Step 5: A vaguely dual role to purely transcendental extensions of the prime subfield is played by the algebraically closed fields. Here there is a precise classification: the characteristic and the absolute transcendence degree determine an algebraically closed field up to isomorphism. If the field is uncountable, then the absolute transcendence degree is just its cardinality, so that classifies the field: e.g. the only algebraically closed field of characteristic $0$ and continuum cardinality is $\mathbb{C}$. This has been used for some sneaky purposes: e.g. the algebraic closure of $\mathbb{Q}_p$ must then also be isomorphic to $\mathbb{C}$. (However for countable fields cardinality is not enough: e.g. $\overline{\mathbb{Q}}$ is not isomorphic to $\overline{\mathbb{Q}(t)}$.) This uncountable categoricity means that the first order theory of algebraically closed fields of given characteristic $p \geq 0$ is complete, which has various pleasant consequences. Algebraically closed fields of infinite transcendence degree have some further nice properties which makes them suitable for use as "ground fields" in algebraic geometry, as was exploited by Weil in his pre-(scheme-theoretic) foundations. From a model-theoretic perspective, these large algebraically closed fields enjoy good saturation properties.

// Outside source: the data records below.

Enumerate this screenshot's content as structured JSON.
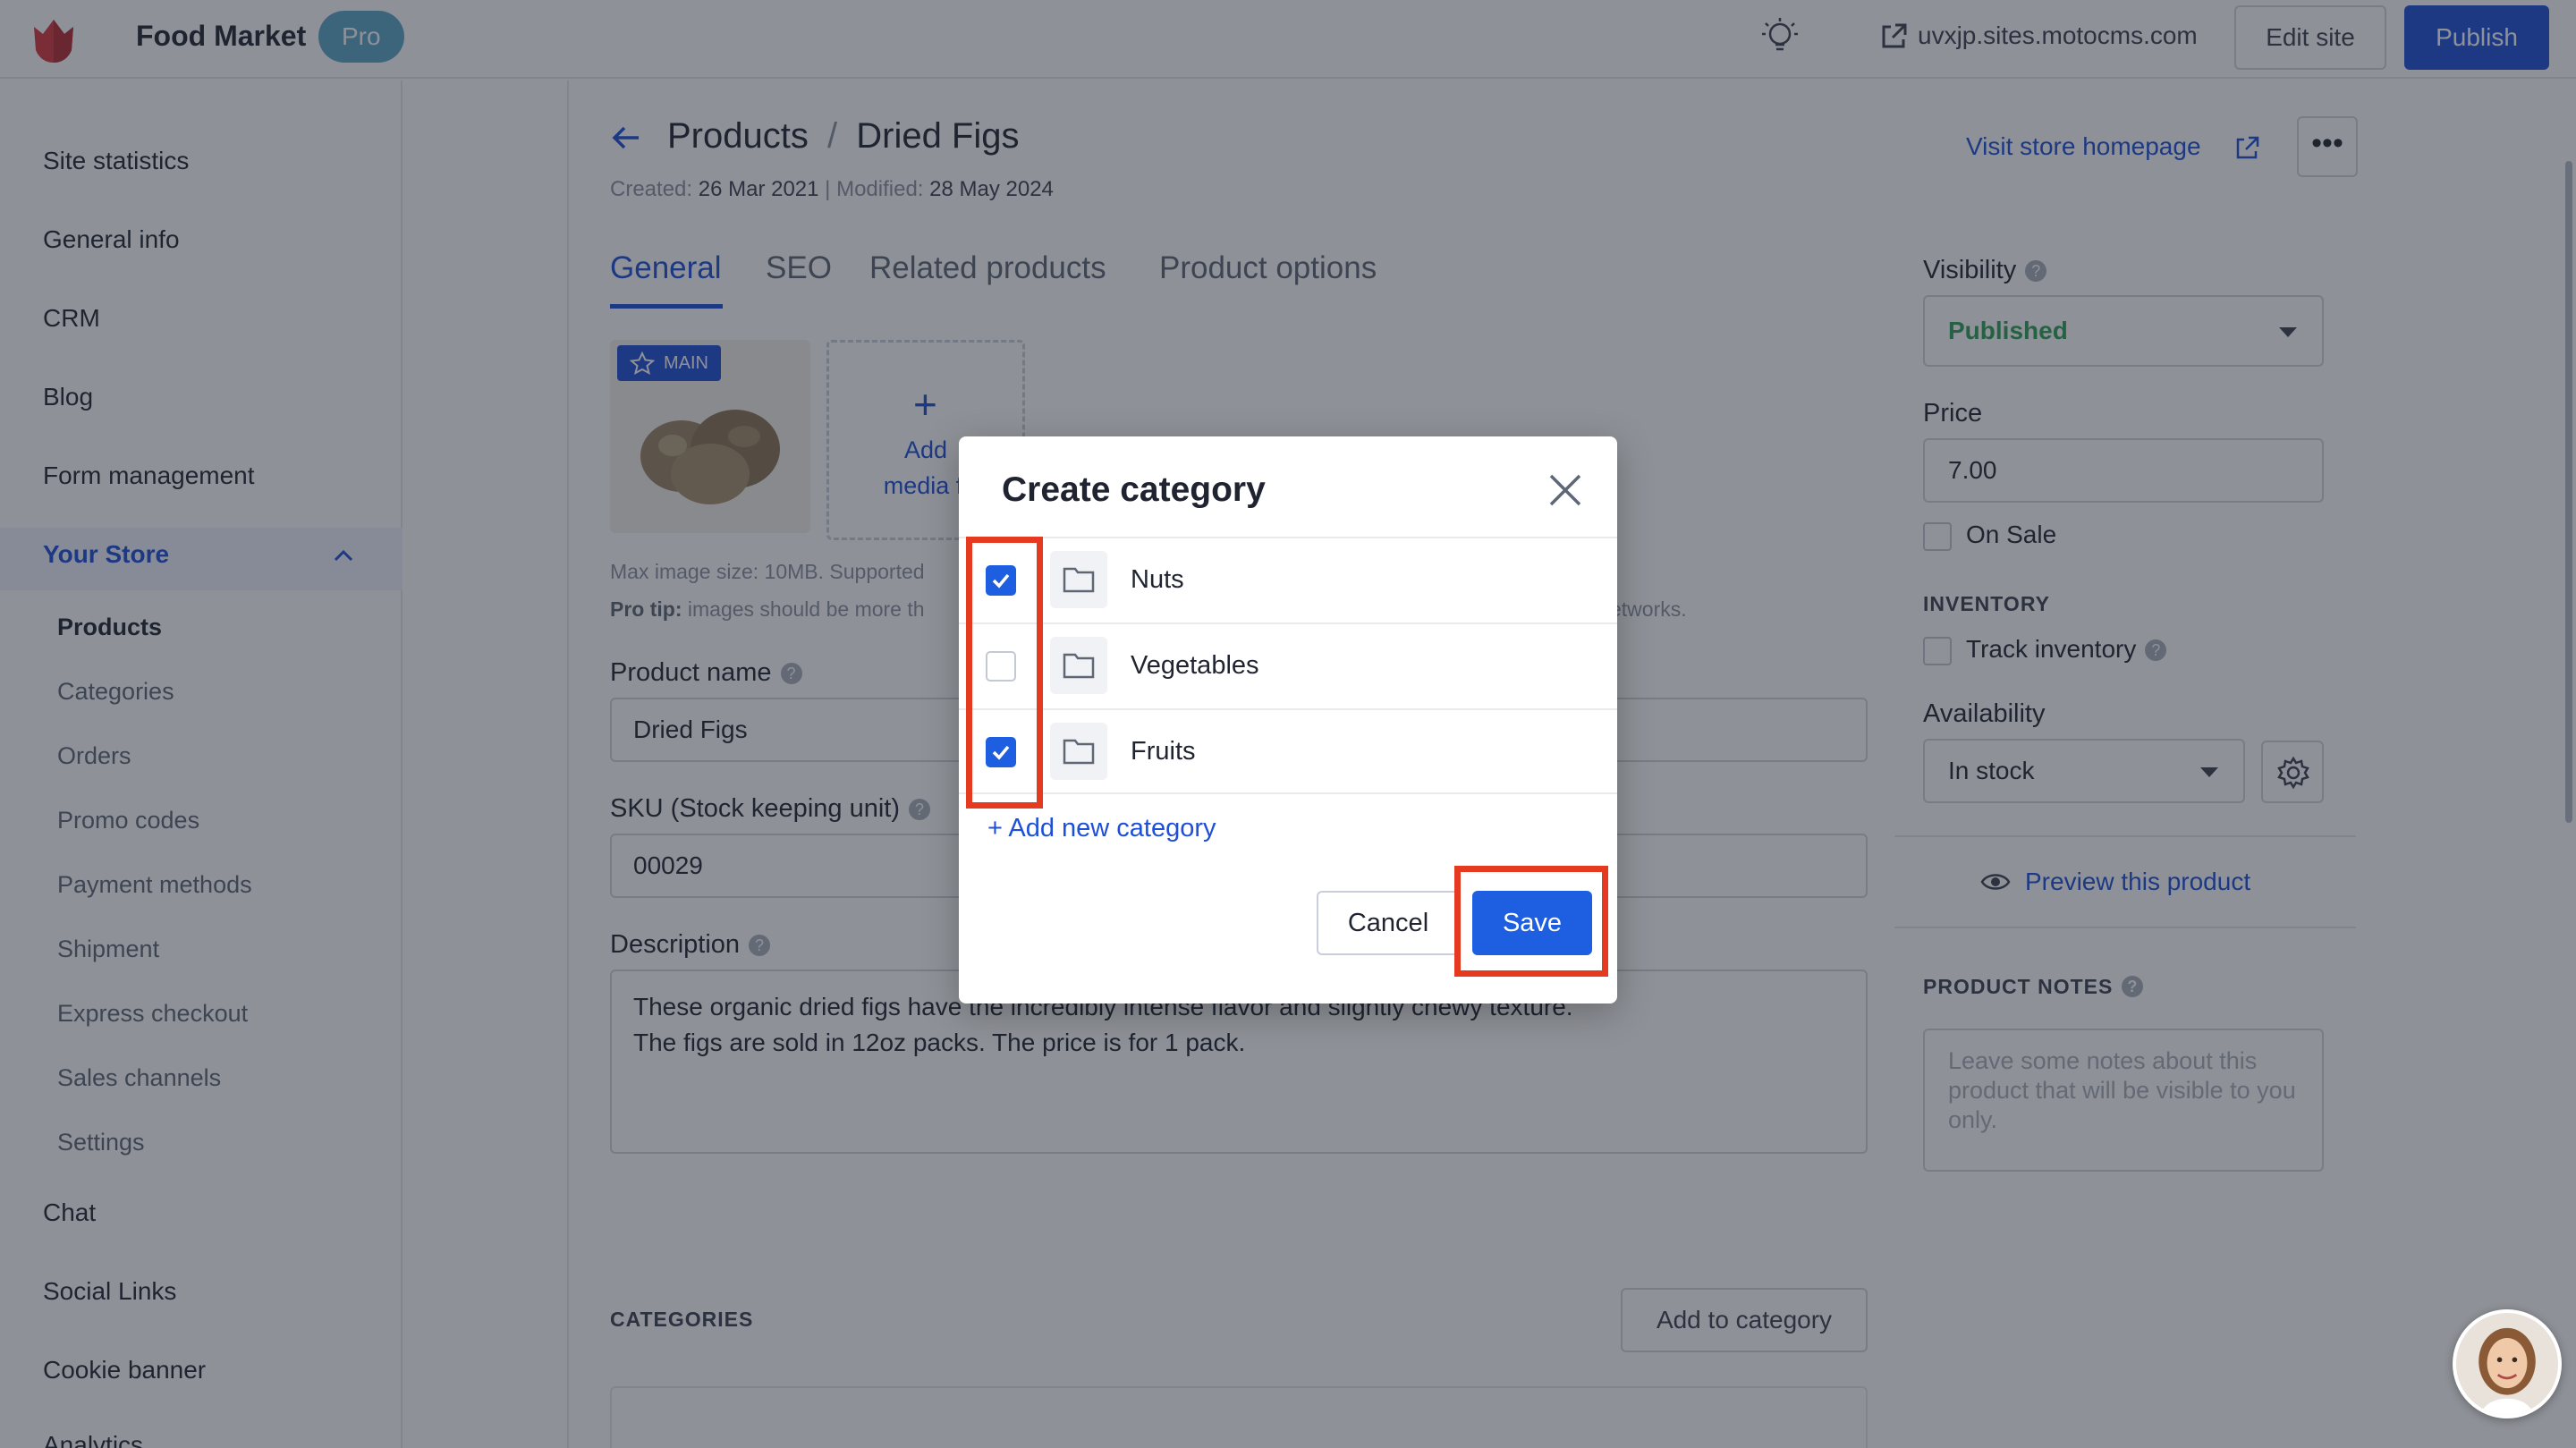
{
  "topbar": {
    "brand": "Food Market",
    "badge": "Pro",
    "site_url": "uvxjp.sites.motocms.com",
    "edit_label": "Edit site",
    "publish_label": "Publish"
  },
  "sidebar": {
    "items": [
      "Site statistics",
      "General info",
      "CRM",
      "Blog",
      "Form management"
    ],
    "store_label": "Your Store",
    "store_sub": [
      "Products",
      "Categories",
      "Orders",
      "Promo codes",
      "Payment methods",
      "Shipment",
      "Express checkout",
      "Sales channels",
      "Settings"
    ],
    "items_after": [
      "Chat",
      "Social Links",
      "Cookie banner",
      "Analytics"
    ]
  },
  "header": {
    "crumb_root": "Products",
    "crumb_sep": "/",
    "crumb_current": "Dried Figs",
    "created_label": "Created:",
    "created_date": "26 Mar 2021",
    "modified_label": "| Modified:",
    "modified_date": "28 May 2024",
    "visit_link": "Visit store homepage",
    "more_label": "•••"
  },
  "tabs": [
    "General",
    "SEO",
    "Related products",
    "Product options"
  ],
  "media": {
    "main_badge": "MAIN",
    "add_line1": "Add",
    "add_line2": "media fi",
    "help1": "Max image size: 10MB. Supported",
    "help2_bold": "Pro tip:",
    "help2": "images should be more th",
    "help_tail": "etworks."
  },
  "form": {
    "name_label": "Product name",
    "name_value": "Dried Figs",
    "sku_label": "SKU (Stock keeping unit)",
    "sku_value": "00029",
    "desc_label": "Description",
    "desc_line1": "These organic dried figs have the incredibly intense flavor and slightly chewy texture.",
    "desc_line2": "The figs are sold in 12oz packs. The price is for 1 pack.",
    "categories_title": "CATEGORIES",
    "add_to_category": "Add to category"
  },
  "right_panel": {
    "visibility_label": "Visibility",
    "visibility_value": "Published",
    "price_label": "Price",
    "price_value": "7.00",
    "on_sale": "On Sale",
    "inventory_title": "INVENTORY",
    "track_inventory": "Track inventory",
    "availability_label": "Availability",
    "availability_value": "In stock",
    "preview_link": "Preview this product",
    "notes_title": "PRODUCT NOTES",
    "notes_placeholder": "Leave some notes about this product that will be visible to you only."
  },
  "modal": {
    "title": "Create category",
    "rows": [
      {
        "label": "Nuts",
        "checked": true
      },
      {
        "label": "Vegetables",
        "checked": false
      },
      {
        "label": "Fruits",
        "checked": true
      }
    ],
    "add_new": "+ Add new category",
    "cancel_label": "Cancel",
    "save_label": "Save"
  },
  "colors": {
    "accent": "#1d4fd8",
    "highlight": "#e53a1f",
    "overlay": "rgba(30,35,48,0.5)"
  }
}
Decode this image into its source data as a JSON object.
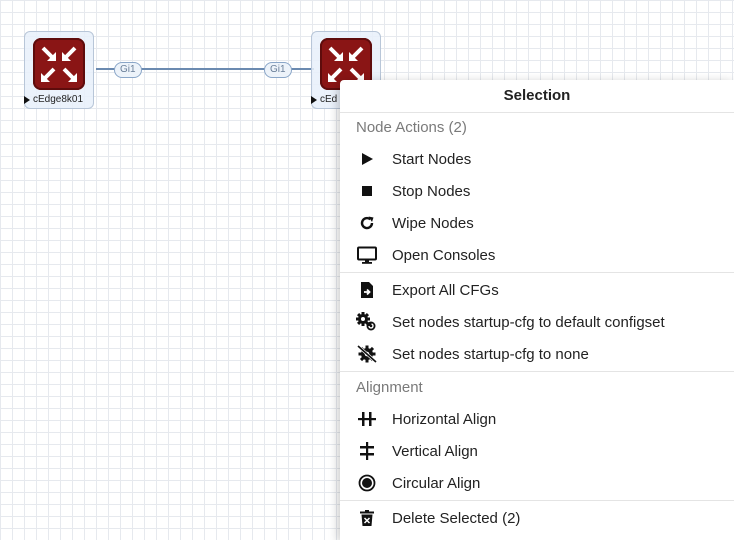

Fields which are "close" to being algebraically closed tend to be better understood than fields which are farther away from being algebraically closed. One can measure this (at least in characteristic $0$) by the size / complexity of the absolute Galois group $\operatorname{Aut}(\overline{K}/K)$. Thus for instance the absolute Galois group of $\mathbb{Q}_p$ is known completely -- i.e., it is a topologically finitely generated compact totally disconnected Hausdorff group, and explicit generators and relations are known, which in some sense means we understand every algebraic extension of $\mathbb{Q}_p$. This needs to be taken with a grain of salt: a certain filtration on the absolute Galois group provides much coarser information -- e.g. you can break the group up into three pieces, two of which are commutative and one of which is pro-$p$, so the group is pro-solvable. That's useful: the pro-$p$-part is the hard part and knowing generators and relations for it does not in practice seem to take away the mystery. For instance, the Local Langlands Correspondence is a deep theorem about representations of the absolute Galois group of a $p$-adic field, and it was certainly not proved by looking at its explicit structure as a topologically finitely presented group!
Let me note finally that every compact totally disconnected topological group occurs up to isomorphism as the automorphism group of an algebraic Galois extension of fields (the Leptin-Waterhouse Theorem; I discovered this independently as a graduate student, and at the time I knew neither that others had published the result before nor even that such a result would be publishable)...so algebraic field extensions can be awfully complicated.